So today I attended my first baseball game – well, ever. It was immediately preceded by a frantic ten-minute phone call in which I asked Liz to “tell me everything I needed to know about baseball.”
ME: So, who am I rooting for?
LIZ: The Royals.
ME: The Royals. Are they…good?
LIZ: Yeah, they’re a good team.
ME: No, I mean, are they, like…good, y’know, morally?
(long pause)
LIZ: Sure.
I quickly memorized the basics – three strikes, four balls, three outs, nine innings – got my beer and my hot dog, and settled into an American rite of passage. The game itself was…pretty uninspiring. The Royals got creamed, seven to one, and we all got healthy sunburns, which will undoubtedly cause us to look like a set of patchwork quilts when we do the underwear scenes in the show.
Turns out that we got a number of positive reviews on the local website – we’re number three in terms of ratings, and the most-reviewed show of the entire Festival thus far. So, that’s exciting – hopefully the taciturn response of our opening audience was a fluke.
Aside from my usual angst at being compared to Woody Allen yet again, one review said something to the effect (and I’m paraphrasing, since I don’t have internet access – this tour diary is being updated by one of my staff) that I needed to decide whether or not I wanted to be funny.
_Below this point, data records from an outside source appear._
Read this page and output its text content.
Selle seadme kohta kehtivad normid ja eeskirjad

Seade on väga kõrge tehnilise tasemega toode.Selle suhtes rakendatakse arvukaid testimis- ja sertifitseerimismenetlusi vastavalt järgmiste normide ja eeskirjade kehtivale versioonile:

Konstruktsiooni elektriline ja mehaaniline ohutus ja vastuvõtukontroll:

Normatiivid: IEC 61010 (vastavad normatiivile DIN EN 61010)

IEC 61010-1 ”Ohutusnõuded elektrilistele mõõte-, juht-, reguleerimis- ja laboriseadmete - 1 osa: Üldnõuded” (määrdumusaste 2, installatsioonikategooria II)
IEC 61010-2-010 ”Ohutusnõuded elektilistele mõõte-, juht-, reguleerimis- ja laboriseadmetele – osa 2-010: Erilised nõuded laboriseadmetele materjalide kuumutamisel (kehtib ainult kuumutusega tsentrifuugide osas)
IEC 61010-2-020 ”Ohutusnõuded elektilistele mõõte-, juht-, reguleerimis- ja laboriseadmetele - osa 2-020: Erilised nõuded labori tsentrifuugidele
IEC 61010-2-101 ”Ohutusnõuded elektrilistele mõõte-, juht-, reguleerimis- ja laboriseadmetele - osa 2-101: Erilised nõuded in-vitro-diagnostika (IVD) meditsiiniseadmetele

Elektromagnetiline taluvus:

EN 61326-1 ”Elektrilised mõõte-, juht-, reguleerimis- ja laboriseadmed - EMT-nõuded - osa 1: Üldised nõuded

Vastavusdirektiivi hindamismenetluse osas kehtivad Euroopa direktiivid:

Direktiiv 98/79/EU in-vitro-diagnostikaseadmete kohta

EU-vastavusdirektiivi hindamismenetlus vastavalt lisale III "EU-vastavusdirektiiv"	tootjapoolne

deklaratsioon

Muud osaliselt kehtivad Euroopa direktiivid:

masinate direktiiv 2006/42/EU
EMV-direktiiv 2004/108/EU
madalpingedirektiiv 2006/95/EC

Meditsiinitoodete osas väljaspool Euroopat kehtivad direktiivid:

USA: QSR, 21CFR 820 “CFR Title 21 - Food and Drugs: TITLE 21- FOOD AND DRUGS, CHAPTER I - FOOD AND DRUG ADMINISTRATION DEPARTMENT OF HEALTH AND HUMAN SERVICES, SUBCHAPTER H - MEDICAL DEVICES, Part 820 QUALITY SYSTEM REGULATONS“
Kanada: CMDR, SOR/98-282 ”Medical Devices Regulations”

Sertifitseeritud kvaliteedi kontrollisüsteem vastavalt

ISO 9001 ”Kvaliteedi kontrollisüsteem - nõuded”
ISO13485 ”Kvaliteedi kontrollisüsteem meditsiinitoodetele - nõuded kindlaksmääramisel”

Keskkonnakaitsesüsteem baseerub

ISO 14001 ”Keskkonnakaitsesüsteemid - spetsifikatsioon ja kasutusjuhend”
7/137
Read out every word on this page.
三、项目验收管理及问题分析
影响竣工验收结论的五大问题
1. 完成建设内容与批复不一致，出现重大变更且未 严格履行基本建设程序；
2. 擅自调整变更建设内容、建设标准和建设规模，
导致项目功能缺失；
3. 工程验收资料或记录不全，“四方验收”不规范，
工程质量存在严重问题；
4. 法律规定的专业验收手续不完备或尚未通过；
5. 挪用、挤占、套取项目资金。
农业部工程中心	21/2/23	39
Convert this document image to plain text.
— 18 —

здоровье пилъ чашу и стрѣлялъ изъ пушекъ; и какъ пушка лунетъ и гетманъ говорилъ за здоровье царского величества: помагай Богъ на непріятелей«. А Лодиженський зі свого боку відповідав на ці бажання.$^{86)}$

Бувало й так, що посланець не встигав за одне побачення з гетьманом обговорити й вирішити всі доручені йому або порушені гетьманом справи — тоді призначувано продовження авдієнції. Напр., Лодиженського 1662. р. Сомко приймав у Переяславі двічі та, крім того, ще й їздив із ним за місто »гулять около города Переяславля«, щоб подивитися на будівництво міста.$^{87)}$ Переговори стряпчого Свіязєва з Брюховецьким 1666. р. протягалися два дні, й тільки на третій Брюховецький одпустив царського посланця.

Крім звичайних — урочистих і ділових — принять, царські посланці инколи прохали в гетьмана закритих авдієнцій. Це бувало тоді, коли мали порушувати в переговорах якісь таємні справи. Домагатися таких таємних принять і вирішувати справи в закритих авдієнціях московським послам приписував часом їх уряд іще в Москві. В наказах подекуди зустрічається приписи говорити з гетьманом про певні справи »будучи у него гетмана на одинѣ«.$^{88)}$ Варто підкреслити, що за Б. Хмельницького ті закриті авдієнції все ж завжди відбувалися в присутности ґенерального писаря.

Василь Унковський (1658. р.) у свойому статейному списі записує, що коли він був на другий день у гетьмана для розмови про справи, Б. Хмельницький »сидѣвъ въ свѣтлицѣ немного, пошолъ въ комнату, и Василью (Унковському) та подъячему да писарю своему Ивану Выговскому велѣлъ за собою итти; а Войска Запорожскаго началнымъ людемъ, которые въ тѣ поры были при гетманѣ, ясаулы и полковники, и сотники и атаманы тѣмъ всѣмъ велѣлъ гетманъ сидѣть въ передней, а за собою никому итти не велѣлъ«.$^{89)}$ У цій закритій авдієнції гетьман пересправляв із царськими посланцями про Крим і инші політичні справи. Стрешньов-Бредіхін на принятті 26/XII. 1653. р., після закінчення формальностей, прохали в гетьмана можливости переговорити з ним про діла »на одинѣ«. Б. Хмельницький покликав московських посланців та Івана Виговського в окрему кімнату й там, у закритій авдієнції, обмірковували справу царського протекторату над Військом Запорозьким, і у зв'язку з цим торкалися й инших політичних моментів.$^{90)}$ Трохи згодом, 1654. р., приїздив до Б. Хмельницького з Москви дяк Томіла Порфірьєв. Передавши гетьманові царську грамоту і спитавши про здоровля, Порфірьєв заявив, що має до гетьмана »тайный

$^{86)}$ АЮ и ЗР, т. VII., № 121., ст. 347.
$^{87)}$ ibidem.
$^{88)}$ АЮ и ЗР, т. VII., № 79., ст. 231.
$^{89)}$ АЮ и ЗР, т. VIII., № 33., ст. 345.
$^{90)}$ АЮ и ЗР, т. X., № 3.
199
I guess it was a pretty glib line, but it stuck in my head and struck close to one of the many things that I struggle with in this show.
Thing is – when I first started doing all this, I was very concerned about my ability to be funny, and all of my energy went in that direction. I’m not nearly so insecure about that anymore – I’m reasonably confident that I know how to hit the stage, work the crowd, and generate laughter – and yet, oddly enough, there’s now some weird level on which I kind of resent it. I hit a point where I get sick of the audience laughing, and that frustration has manifested itself in the script. So I lapse into preachiness or anger or ten thousand other things that seem to exist to get the audience to stop laughing, shut the fuck up for ten minutes, and respond differently. And I’m not entirely convinced that that impulse of mine is unhealthy.
It’s worrisome, because it’s dangerously close to the attitude that “I know better than the audience,” which rarely leads to anything worthwhile. But at the same time, my workmanlike approach to generating laughter in the audience has left me with a lot of resentment towards them, and a lot of questions about what the hell point there is to what I’m doing. Was Karl Marx right when he described the kind of entertainment I produce as “opiate for the masses?” Possibly, and possibly there’s nothing wrong with that – but I find it profoundly unsatisfying.
“Who am I rooting for?” seems to be a recurring question in all of the reviews. And of a lot of my career, too – I’ll never be a great comic, because I get bored with cracking jokes all the time. But I’ll never be a great tragedian, because I can’t seem to get through a serious point with a straight face. So when they ask which side I’m on, I guess I’m not really sure – and I don’t know that the play would be better if I was.
Saw a bunch of Fringe shows in the evening, too. At one venue, Charla leaned over to me and pointed at the ceiling. The room was lit by a brand-new electrical line and set of light bulbs, embedded into decaying wood. It was a largely abandoned building that had had the barest skeleton of a set thrown into it to create a theatre space.
And that’s so much of what I love about Fringe. I know that our tech was pretty intensely frustrated at our initial rehearsal – but complaints that we don’t have a light board seem to me to be largely missing the point. The sloppiness, the synergy, the spontaneity, are largely what this kind of work is all about. As far as I’m concerned, as long as I get to go to a place I’ve never been before, down some cheap whiskey, and tell a few bad jokes – that’s what this is all about. Everything else is just footnotes.